Modular bolt-on off-road trailer builds from gear box to camper
Canada's Beaver Built Adventure Trailers has crafted a tiny, ultra-rugged box trailer that builds up into a full-blown micro-camper via a modular ecosystem of bolt-on boxes and add-on accessories. The trailer can simply battle scree, wade through frigid river water and spit out dust on its way to delivering adventure goods deep into the local topography, or it can do all that before expanding into a complete base camp with rooftop tent, outdoor kitchen and electrical system. Buyers can equip it all at once during their initial order or build it up with bolt-ons over time.
When we recently read Boreas Campers' claim about being the first trailer manufacturer in North America to use Cruisemaster suspension, it got us curious about what other North American manufacturers are sourcing parts from the Australian staple.
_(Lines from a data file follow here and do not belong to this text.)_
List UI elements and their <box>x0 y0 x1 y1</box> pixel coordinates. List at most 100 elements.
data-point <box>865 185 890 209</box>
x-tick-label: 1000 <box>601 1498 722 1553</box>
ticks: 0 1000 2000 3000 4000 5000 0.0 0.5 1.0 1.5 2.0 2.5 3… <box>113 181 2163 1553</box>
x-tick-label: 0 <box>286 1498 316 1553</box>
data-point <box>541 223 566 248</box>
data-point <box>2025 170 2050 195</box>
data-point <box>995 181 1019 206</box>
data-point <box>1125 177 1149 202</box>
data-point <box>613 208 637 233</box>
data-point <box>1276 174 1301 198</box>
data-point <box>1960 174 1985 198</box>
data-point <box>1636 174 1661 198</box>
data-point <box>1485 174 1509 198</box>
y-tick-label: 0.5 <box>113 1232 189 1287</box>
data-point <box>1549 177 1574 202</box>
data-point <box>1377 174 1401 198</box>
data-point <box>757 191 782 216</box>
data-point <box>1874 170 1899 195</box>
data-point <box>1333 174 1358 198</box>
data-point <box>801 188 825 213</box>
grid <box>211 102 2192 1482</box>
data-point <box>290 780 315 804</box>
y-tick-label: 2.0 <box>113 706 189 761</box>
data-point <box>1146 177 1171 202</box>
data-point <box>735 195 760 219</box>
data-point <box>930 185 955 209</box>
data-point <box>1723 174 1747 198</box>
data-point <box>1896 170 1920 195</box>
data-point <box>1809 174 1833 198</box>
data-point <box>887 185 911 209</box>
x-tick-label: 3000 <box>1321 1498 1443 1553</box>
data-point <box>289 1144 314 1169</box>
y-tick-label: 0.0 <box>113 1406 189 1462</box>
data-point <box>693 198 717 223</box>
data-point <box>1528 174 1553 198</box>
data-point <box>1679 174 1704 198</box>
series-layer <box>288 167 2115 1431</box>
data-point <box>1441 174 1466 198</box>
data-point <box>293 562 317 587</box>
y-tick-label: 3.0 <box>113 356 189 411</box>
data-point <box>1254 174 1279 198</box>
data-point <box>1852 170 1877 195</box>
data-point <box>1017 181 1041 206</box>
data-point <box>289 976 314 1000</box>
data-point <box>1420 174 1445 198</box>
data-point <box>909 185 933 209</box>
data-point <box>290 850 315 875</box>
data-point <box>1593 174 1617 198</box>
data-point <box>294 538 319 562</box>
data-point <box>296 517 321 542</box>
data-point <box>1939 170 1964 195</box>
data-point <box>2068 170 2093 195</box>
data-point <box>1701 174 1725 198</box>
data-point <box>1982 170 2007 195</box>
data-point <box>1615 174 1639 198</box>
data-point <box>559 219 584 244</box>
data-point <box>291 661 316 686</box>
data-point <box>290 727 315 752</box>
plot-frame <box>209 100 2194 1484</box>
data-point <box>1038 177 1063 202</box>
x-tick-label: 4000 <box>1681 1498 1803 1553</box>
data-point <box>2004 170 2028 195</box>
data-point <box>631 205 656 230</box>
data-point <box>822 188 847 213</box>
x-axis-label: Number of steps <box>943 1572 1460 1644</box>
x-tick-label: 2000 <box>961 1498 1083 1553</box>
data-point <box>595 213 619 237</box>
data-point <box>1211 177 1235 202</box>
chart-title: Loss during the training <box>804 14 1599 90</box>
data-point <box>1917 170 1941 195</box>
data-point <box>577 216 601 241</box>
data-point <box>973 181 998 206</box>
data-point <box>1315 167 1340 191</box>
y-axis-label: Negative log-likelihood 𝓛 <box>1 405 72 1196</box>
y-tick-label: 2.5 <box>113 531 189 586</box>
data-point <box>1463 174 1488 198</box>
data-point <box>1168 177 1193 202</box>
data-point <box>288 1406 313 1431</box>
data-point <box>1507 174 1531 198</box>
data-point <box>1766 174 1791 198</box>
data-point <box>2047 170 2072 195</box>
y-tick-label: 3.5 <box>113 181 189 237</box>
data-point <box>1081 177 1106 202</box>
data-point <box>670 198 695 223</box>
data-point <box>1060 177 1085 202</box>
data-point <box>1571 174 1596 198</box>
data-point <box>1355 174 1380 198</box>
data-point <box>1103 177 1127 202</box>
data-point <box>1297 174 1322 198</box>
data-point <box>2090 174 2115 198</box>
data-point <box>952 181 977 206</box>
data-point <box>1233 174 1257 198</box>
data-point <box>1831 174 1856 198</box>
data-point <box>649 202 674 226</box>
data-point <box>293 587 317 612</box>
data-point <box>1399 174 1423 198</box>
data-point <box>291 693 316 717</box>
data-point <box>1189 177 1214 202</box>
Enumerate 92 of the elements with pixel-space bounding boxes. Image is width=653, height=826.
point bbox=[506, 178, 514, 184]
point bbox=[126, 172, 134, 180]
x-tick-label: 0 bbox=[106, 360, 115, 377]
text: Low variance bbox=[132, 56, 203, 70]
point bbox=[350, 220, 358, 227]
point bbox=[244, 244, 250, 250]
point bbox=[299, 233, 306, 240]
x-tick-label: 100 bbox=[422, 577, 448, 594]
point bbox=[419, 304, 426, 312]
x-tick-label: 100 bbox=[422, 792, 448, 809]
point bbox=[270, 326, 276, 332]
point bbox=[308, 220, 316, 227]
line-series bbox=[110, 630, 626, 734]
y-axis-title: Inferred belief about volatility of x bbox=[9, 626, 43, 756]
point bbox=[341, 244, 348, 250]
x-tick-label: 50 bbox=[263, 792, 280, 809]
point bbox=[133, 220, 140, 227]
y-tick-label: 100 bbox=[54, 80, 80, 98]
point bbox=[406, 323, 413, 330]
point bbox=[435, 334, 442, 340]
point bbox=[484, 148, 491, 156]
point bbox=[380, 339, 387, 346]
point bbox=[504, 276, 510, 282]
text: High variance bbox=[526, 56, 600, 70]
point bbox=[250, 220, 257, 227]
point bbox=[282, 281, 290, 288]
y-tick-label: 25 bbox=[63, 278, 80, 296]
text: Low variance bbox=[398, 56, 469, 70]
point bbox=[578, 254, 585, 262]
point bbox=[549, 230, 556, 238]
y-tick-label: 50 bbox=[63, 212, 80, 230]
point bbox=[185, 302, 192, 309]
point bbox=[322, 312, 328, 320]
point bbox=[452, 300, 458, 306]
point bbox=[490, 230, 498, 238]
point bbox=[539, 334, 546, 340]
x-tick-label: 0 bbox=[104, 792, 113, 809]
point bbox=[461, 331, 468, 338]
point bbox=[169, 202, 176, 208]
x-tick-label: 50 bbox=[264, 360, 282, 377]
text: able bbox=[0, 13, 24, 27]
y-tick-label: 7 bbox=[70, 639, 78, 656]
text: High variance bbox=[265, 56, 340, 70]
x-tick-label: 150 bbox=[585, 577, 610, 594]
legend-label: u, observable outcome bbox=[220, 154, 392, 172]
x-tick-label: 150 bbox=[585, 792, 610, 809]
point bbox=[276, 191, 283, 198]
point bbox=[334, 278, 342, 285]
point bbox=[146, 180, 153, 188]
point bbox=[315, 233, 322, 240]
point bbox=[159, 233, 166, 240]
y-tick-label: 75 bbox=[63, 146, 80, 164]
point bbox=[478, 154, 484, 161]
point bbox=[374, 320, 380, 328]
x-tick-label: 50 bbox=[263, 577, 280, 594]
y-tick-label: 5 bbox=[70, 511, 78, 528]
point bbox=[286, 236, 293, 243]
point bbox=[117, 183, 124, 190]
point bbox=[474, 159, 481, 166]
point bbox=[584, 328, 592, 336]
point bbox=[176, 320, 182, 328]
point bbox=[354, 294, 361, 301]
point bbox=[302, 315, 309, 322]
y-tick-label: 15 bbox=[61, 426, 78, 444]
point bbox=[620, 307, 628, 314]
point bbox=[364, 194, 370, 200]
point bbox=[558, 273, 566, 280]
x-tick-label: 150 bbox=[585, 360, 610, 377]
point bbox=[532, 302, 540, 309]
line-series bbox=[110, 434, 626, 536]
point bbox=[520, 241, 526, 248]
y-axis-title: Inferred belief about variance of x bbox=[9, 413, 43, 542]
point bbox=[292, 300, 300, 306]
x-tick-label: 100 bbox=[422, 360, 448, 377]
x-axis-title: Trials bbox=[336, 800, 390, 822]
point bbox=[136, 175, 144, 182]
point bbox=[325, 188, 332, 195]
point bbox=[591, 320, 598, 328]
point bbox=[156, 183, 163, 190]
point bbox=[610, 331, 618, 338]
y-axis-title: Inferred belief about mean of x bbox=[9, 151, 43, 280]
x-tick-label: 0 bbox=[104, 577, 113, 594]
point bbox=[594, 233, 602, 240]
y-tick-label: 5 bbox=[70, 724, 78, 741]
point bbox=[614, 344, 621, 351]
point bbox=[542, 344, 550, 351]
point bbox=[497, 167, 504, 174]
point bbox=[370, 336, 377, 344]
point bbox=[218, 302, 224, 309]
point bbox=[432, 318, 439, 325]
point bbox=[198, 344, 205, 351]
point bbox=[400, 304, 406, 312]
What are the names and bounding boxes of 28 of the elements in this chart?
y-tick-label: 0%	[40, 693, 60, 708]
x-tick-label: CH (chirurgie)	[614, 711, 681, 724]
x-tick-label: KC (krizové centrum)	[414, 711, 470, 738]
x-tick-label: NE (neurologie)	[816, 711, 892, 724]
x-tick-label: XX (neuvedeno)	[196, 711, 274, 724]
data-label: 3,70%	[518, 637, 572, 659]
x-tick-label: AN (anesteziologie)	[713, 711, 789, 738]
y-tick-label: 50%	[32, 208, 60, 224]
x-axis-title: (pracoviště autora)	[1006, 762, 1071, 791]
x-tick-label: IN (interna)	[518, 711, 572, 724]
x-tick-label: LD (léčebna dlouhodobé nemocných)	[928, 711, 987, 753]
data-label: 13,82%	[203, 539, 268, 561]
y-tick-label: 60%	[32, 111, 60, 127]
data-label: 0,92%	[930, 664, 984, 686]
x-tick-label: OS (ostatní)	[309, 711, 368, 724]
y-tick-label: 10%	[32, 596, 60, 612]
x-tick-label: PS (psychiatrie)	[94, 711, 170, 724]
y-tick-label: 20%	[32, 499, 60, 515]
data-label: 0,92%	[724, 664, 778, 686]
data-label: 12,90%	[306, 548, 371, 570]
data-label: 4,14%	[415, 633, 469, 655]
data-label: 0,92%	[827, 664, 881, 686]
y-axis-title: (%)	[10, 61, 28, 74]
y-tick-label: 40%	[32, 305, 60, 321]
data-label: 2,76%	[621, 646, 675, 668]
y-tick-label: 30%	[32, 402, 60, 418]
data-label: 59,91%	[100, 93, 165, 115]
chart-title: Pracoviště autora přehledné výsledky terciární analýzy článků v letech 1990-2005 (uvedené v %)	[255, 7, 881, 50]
Beaver Built was one of the new names that popped in our search, and the company proudly represents the northerly part of North America in the Cruisemaster-cushioned off-road trailer game.
As it turns out, the dual-shock Cruisemaster CRS² suspension that cushions 15-in Vision wheels is one of only a handful of standard features on Beaver Built's 12-ft (3.7-m) Wapos trailer. Other features among that handful include equally rugged bits of kit like a galvanized steel frame, 31-in Yokohama all-terrain tires and a matching full-size spare. The trailer carries gear and cargo inside and on top of its 1,223-liter powder-coated aluminum box body and on an in-house fabricated platform rack. The roof rack adjusts 4 inches (10 cm) in height, making room below for larger gear like a kayak or set of paddleboards, helpful if the rack itself is occupied by a rooftop tent.
That very basic entry-grade configuration of the Wapos offers a bit of multipurpose utility by way of a drop-down tailgate that doubles as a food-grade stainless steel countertop and a rear receiver hitch that can carry a bike rack or other hitch-mounted solution. The large tongue deck can also be used to strap down cargo, making the Wapos a capable little all-terrain gear-hauler that weighs in at 1,050 lb (476 kg).
Those who want a full camper can take advantage of the Wapos' 3,527-lb (1,600-kg) gross vehicle weight rating (GVWR) in picking and choosing from Beaver Built's bolt-on accessories list. The available front cargo box puts some of that large tongue platform to better use and can be outfitted with a fridge slide sized for a 75-L Yeti cooler or Dometic fridge/freezer, a pull-out worktop and a utensil drawer. The front box also includes a roof rack extension so that the roof rack runs the full length of the main and front boxes.
The side boxes make use of the space over the fenders, adding 227 extra liters of storage. Both boxes include front-panel doors that fold into worktops, and the passenger-side box can be further organized with a kitchen management system that includes a pull-out stove tray, multiple storage drawers for kitchen tools and pantry items, and a pots and pans storage area.
The available rear drawer adds some accessible organization to the tailgate area, offering 600 lb (272 kg) of load capacity. Integrated slots allow users to divide the drawer into smaller compartments for neater organization and easier gear and accessory access.
Beaver Built also offers an electrical system and various other accessories, like a spare tire carrier, upgraded Cruisemaster DO35 V3 coupling with hand brake, and aluminum/spray-on protection over critical areas.
We like how Beaver Built has split out what would usually be a large, multi-compartment box into a more modular design that lets buyers get what they need and leave behind what they don't. It sounds like a good way to make the trailer more affordable than the competition, but at US$14,999 for the most basic, empty Wapos spec with the barebones standard features mentioned earlier, we're not sure that it accomplishes that lower price. Maybe if that were Canadian dollars, but switching over to loonies ups the price to CA$18,999.
And the CA$35,699 list price for a fully equipped model (excluding GST) seems tough to justify, even when converted over to US$28,425, since it doesn't include a rooftop tent, awning or stove. Camping trailer prices have risen pretty high in general, but for that kind of pricing, we'd expect a roof over our heads and the ability to make a warm meal without having to hit REI on the way to the campground.
The CA$35,699 model does include a 129-L water tank assembly, 60-L ARB fridge/freezer, rear kitchen drawer, spare tire carrier and electrical system, but no side or front boxes.
Rentals are also an option, and Beaver Built offers trailers in Alberta and British Columbia starting at CA$80 per night. The rental trailers come fully equipped with a three-/four-person rooftop tent, 75-L Yeti cooler, stove, BBQ, dishes and other provisions.